Powe isn’t the only person with Princeton connections changing teams this summer as former head coach Guy Gadowsky recently left the Tigers to take the head coaching position at Penn State. Powe played three seasons for Gadowsky at Princeton and he knows the dynamic coach will be missed around Baker Rink.

“It means a coach did a great job when so many people are disappointed to see him go,” said Powe, who served as team captain during his senior campaign and tallied 60 points in his Princeton career.

“Everyone is really excited for Guy and the opportunity he has this year. We know he’s going to do great there but at the same time, it’s tough to see a quality coach and person leave Princeton.”

Powe is hoping his recent playoff experience will work to his advantage in his opportunity with Minnesota. Going through the playoff wars in the NHL makes players tougher and Powe is hoping he can set an example for other players to follow.

“Playoff experience has never hurt anyone,” Powe said. “I think Minnesota has a great thing going. If I could use some of that experience to help out in Minnesota, I’ll try and do that.”
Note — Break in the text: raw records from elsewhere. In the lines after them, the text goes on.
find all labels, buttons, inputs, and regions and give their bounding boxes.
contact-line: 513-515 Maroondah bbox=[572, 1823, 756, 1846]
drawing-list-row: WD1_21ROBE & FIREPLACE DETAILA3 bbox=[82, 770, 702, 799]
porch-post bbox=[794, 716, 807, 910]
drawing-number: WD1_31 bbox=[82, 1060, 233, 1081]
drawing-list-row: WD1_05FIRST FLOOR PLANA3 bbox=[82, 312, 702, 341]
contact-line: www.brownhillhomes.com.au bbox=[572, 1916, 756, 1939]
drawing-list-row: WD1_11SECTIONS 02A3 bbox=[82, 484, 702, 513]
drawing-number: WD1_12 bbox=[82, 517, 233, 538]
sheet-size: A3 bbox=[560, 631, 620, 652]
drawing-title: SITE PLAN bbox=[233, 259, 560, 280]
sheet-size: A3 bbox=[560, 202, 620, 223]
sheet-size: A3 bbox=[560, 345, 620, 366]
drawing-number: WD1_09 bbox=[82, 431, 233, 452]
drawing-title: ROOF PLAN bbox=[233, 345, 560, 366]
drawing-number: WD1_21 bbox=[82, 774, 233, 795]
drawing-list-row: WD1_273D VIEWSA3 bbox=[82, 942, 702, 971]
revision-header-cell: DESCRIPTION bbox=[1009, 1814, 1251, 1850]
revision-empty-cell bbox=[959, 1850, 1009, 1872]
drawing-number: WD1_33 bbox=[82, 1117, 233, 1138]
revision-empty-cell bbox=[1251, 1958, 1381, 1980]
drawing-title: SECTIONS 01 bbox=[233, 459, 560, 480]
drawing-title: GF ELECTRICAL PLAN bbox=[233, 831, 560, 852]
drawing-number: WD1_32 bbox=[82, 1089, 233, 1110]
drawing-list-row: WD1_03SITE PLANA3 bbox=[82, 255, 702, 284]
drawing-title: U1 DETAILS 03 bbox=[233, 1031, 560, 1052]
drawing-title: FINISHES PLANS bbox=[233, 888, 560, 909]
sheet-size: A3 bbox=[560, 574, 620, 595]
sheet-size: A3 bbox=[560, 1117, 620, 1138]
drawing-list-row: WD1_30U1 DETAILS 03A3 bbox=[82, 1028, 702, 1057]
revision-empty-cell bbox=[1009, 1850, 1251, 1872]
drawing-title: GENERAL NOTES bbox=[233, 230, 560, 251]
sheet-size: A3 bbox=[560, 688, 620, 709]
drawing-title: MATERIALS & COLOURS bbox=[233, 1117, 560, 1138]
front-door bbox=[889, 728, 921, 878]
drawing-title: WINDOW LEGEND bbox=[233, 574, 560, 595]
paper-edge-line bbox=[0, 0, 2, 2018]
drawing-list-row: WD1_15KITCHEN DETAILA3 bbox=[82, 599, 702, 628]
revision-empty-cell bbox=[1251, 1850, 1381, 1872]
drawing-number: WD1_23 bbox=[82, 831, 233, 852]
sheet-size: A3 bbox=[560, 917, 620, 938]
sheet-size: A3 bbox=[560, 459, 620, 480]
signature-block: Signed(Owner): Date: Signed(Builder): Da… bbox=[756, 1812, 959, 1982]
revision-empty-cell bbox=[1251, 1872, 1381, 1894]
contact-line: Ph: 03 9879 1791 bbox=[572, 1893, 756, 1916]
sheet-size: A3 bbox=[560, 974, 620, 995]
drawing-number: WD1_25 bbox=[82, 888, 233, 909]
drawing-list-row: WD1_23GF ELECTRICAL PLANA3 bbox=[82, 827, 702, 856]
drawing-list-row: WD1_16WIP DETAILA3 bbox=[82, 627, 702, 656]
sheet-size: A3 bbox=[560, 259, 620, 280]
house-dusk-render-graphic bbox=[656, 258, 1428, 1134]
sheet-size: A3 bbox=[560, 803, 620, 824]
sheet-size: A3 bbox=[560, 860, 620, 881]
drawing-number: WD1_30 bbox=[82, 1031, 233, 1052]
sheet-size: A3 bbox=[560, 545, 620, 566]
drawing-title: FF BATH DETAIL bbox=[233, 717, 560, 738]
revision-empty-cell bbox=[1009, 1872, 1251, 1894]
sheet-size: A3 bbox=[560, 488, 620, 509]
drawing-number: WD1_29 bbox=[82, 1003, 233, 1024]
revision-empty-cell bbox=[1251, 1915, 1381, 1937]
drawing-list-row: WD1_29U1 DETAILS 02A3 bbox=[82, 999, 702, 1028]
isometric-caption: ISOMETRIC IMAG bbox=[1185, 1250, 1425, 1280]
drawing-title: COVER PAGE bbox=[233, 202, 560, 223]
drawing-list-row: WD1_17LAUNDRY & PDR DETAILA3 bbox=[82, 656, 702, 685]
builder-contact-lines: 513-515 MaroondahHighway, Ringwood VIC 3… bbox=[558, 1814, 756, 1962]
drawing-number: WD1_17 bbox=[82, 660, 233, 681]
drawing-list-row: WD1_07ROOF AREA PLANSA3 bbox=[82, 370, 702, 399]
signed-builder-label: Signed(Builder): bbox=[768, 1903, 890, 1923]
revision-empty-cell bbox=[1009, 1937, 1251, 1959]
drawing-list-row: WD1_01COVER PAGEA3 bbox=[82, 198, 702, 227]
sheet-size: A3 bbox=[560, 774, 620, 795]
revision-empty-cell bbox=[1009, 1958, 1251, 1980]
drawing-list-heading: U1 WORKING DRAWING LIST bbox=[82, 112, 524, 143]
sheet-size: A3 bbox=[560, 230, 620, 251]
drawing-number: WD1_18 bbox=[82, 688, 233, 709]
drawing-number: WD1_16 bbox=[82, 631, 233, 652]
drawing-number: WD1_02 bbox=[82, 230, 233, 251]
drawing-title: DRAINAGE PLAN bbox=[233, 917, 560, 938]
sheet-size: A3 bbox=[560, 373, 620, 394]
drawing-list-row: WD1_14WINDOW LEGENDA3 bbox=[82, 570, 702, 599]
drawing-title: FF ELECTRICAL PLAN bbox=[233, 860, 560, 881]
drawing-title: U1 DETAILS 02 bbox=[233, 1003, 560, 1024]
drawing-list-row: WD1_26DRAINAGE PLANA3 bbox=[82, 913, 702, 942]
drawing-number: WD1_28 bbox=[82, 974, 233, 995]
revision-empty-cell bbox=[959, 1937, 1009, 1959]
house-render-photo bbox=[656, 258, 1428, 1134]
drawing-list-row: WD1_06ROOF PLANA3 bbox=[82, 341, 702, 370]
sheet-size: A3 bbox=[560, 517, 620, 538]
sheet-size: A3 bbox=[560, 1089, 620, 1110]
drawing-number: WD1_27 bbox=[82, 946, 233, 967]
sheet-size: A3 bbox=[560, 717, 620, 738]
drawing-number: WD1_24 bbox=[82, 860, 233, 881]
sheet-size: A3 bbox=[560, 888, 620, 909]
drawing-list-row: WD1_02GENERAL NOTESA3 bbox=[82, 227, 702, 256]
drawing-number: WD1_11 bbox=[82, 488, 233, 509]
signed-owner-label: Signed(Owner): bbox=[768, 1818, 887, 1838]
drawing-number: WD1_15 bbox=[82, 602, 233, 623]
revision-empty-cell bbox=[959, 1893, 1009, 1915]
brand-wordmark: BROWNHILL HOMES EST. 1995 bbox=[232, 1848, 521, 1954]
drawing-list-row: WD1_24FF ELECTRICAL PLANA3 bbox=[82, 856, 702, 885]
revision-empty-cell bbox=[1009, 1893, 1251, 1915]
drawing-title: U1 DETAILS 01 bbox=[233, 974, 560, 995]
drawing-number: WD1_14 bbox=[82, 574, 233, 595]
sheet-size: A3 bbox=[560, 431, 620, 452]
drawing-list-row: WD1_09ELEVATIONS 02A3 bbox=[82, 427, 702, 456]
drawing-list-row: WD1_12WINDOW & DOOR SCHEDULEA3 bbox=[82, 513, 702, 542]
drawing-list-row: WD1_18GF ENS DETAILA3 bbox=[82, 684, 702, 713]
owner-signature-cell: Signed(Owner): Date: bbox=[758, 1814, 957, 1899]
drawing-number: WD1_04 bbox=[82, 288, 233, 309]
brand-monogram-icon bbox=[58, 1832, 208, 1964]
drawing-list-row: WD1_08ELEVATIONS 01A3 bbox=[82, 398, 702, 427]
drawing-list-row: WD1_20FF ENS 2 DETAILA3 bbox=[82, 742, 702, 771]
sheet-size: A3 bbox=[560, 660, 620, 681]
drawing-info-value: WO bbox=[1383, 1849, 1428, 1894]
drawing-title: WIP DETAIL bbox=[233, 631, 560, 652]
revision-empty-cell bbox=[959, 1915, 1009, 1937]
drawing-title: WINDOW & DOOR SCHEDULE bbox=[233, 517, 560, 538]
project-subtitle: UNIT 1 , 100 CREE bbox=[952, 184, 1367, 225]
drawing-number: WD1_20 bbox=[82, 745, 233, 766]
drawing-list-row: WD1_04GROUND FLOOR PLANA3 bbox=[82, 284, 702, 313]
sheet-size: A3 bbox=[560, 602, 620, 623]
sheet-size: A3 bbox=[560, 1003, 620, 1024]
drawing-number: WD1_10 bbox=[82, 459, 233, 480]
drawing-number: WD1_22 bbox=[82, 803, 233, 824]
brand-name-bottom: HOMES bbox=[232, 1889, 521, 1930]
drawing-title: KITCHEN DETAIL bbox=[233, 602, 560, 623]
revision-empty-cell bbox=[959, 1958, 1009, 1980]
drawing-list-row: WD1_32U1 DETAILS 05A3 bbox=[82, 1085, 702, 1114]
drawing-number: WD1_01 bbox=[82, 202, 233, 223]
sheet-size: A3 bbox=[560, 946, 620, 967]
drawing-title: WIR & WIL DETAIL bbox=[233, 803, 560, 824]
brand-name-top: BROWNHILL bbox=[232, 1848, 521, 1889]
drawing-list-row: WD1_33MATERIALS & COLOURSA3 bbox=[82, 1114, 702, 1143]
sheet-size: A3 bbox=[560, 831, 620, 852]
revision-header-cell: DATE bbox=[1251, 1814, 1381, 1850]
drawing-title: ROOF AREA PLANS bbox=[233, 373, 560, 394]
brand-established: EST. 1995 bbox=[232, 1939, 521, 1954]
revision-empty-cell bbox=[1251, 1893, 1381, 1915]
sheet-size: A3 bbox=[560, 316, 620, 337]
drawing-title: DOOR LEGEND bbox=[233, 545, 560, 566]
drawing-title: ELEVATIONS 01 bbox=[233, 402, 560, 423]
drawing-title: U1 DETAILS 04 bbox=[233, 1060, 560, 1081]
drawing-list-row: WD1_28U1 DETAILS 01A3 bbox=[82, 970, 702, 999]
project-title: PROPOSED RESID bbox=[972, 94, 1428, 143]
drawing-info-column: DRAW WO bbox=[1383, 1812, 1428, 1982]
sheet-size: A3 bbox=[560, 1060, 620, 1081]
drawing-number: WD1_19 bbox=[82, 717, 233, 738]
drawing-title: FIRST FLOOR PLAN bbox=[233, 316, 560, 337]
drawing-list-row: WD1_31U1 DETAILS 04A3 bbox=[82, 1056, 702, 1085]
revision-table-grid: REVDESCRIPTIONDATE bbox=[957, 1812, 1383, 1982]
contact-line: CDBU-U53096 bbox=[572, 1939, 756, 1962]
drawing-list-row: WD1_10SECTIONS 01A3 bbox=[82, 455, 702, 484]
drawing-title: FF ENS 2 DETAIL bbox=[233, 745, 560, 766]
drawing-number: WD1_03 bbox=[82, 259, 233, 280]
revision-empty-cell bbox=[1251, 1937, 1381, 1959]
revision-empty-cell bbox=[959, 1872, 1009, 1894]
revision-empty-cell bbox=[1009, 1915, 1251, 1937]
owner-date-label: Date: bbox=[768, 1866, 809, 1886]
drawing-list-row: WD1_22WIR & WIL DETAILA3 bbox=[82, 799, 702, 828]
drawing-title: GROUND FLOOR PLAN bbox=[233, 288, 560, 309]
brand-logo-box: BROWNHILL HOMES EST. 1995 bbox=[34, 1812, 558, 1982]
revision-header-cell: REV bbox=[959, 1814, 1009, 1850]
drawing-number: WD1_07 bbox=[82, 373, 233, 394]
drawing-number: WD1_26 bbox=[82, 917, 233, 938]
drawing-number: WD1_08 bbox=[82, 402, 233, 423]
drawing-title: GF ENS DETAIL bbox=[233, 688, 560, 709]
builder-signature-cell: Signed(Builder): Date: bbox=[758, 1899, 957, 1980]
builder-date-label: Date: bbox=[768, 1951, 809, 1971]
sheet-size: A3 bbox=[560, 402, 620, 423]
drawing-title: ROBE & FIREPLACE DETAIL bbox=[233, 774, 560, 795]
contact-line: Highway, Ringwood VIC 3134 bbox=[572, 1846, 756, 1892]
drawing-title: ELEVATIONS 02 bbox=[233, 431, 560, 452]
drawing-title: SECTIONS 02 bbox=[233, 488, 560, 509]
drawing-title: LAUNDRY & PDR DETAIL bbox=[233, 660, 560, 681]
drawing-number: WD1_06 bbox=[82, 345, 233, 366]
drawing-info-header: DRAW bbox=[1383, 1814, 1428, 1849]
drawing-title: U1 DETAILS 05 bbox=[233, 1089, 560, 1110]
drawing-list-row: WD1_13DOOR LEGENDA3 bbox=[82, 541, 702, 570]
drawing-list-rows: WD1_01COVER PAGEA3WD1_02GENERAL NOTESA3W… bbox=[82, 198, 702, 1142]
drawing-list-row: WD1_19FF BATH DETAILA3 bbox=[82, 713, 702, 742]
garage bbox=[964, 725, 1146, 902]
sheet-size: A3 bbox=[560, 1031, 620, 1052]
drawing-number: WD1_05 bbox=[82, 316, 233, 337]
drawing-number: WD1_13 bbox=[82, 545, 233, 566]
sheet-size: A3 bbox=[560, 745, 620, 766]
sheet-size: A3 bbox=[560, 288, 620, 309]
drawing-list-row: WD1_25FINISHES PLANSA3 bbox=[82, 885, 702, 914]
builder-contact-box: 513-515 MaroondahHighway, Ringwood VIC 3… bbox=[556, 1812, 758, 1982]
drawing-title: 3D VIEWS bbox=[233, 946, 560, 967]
Powe will return to Philadelphia on January 17 when the Wild take on the Flyers. It will be a night of mixed emotions for Powe, and he admits it will feel strange coming out of the visiting locker room at the Wells Fargo Center.

“That will obviously be my first experience playing against a team I once played for,” said Powe. “It will be a different feeling, but one I will probably enjoy as well.”

Knowing Powe, he will put those feelings aside and will take care of business when he hits the ice.